Os egípcios modernos, assim como o dialeto que falam, descendem de uma árvore genealógica de muitos ramos. Gregos, romanos, árabes, turcos e albaneses conquistaram o Egito séculos atrás. Circassianos chegaram como escravos, árabes levantinos e europeus ocidentais como empresários. Os núbios ainda vivem no sul do Egito.

Mas é o Islã e a língua árabe que predominam agora, unindo o Egito com o Oriente Médio e o Norte da África, de maioria árabe e muçulmana, e não com o resto do continente.

“O Egito está em uma categoria própria”, disse David Abulafia, um historiador da Universidade de Cambridge que estuda o mundo antigo. “Com a agregação de todos, as nuances muitas vezes se perdem na forma como a história africana é apresentada, como um bloco.”

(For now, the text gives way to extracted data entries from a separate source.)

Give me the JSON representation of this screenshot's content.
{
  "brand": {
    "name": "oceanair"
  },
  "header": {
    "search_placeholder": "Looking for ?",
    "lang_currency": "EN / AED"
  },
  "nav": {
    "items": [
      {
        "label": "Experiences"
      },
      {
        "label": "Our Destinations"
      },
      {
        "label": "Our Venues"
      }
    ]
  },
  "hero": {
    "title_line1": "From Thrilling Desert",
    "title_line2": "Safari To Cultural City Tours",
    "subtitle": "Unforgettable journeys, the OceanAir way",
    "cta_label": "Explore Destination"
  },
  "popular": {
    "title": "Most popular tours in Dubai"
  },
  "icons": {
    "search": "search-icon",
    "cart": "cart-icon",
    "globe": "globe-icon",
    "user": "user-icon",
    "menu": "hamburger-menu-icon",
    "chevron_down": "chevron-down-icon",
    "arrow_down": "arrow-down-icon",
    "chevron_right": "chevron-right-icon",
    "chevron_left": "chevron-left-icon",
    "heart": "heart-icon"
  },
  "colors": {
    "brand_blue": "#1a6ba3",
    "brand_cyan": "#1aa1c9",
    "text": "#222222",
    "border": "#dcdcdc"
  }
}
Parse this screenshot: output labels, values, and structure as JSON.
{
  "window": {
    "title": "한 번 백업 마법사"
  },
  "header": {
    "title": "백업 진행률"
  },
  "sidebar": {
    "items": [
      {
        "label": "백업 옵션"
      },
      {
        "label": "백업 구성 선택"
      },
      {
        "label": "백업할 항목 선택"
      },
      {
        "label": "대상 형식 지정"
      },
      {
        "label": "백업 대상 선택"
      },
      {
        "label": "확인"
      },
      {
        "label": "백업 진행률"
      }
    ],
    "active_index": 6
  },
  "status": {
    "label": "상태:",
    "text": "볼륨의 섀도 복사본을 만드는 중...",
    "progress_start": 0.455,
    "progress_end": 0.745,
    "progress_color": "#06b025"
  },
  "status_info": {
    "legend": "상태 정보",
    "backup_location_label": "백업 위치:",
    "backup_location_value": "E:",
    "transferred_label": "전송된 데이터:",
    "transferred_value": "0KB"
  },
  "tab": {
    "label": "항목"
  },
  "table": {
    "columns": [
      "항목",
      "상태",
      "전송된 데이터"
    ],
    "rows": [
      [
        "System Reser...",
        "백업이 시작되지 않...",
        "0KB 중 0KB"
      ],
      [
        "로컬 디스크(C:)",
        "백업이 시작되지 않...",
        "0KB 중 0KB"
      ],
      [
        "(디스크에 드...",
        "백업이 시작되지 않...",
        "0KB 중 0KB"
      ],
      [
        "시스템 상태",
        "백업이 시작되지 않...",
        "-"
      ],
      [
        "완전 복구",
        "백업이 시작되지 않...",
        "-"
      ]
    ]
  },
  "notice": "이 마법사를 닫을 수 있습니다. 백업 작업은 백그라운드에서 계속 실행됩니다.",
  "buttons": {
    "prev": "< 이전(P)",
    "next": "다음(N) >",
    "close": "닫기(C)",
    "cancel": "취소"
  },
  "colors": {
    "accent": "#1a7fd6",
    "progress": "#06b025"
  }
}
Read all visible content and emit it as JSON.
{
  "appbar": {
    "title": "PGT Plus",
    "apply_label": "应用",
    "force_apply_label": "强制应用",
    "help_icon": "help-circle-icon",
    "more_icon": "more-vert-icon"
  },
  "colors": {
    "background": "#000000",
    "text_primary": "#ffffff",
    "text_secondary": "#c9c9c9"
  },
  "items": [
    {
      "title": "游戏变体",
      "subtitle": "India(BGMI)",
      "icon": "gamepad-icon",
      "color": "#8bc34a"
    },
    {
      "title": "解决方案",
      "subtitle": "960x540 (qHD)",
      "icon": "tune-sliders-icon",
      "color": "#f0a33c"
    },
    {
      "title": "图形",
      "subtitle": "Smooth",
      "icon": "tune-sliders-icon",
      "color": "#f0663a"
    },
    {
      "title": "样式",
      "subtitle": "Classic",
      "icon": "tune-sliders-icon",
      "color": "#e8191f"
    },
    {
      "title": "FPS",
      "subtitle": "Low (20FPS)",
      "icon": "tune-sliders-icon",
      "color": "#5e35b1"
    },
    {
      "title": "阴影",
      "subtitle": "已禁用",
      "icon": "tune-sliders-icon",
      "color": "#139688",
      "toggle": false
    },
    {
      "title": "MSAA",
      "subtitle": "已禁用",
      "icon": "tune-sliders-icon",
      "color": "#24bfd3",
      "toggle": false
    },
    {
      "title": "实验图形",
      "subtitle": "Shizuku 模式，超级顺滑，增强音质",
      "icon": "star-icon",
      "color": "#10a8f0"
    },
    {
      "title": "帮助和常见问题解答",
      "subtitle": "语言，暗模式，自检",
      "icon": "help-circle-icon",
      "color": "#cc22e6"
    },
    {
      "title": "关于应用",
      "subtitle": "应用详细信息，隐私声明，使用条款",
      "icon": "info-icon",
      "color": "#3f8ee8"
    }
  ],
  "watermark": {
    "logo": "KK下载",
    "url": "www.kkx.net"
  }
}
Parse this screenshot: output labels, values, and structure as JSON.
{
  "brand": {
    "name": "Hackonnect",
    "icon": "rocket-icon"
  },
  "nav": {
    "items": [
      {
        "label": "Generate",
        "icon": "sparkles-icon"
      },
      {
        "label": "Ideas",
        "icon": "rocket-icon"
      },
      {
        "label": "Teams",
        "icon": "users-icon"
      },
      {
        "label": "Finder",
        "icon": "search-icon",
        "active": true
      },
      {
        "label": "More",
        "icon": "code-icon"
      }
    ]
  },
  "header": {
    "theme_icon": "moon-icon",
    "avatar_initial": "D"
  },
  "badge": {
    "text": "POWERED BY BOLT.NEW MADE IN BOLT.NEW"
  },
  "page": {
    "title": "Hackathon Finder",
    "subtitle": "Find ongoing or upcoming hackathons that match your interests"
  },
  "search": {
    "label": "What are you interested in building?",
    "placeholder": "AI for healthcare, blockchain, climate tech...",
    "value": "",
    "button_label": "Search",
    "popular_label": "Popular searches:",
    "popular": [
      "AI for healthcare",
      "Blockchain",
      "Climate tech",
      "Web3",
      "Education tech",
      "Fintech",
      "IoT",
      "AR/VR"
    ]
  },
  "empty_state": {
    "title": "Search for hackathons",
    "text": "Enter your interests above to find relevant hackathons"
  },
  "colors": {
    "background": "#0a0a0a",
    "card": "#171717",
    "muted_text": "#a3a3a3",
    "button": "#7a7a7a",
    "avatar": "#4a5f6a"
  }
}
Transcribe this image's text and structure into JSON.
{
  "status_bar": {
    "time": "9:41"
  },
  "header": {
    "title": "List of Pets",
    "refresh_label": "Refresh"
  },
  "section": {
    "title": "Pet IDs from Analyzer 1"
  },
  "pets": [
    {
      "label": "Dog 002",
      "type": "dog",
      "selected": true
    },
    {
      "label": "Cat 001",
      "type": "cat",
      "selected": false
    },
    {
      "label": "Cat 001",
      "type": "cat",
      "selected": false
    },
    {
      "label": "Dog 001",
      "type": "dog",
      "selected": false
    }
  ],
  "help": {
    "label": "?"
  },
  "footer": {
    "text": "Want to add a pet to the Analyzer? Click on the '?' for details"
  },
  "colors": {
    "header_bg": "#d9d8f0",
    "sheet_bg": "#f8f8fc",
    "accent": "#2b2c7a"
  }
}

Mas para Typhoon, o rapper holandês, o excepcionalismo egípcio se alimenta de teorias européias desacreditadas que foram “usadas para determinar quais culturas antigas eram consideradas importantes e, portanto, não poderiam pertencer à África”, diz ele na turnê de áudio.

Tais teorias, diz ele, “separavam o antigo Egito de seu contexto africano”.

Nina Siegal contribuiu com reportagens de Amsterdã.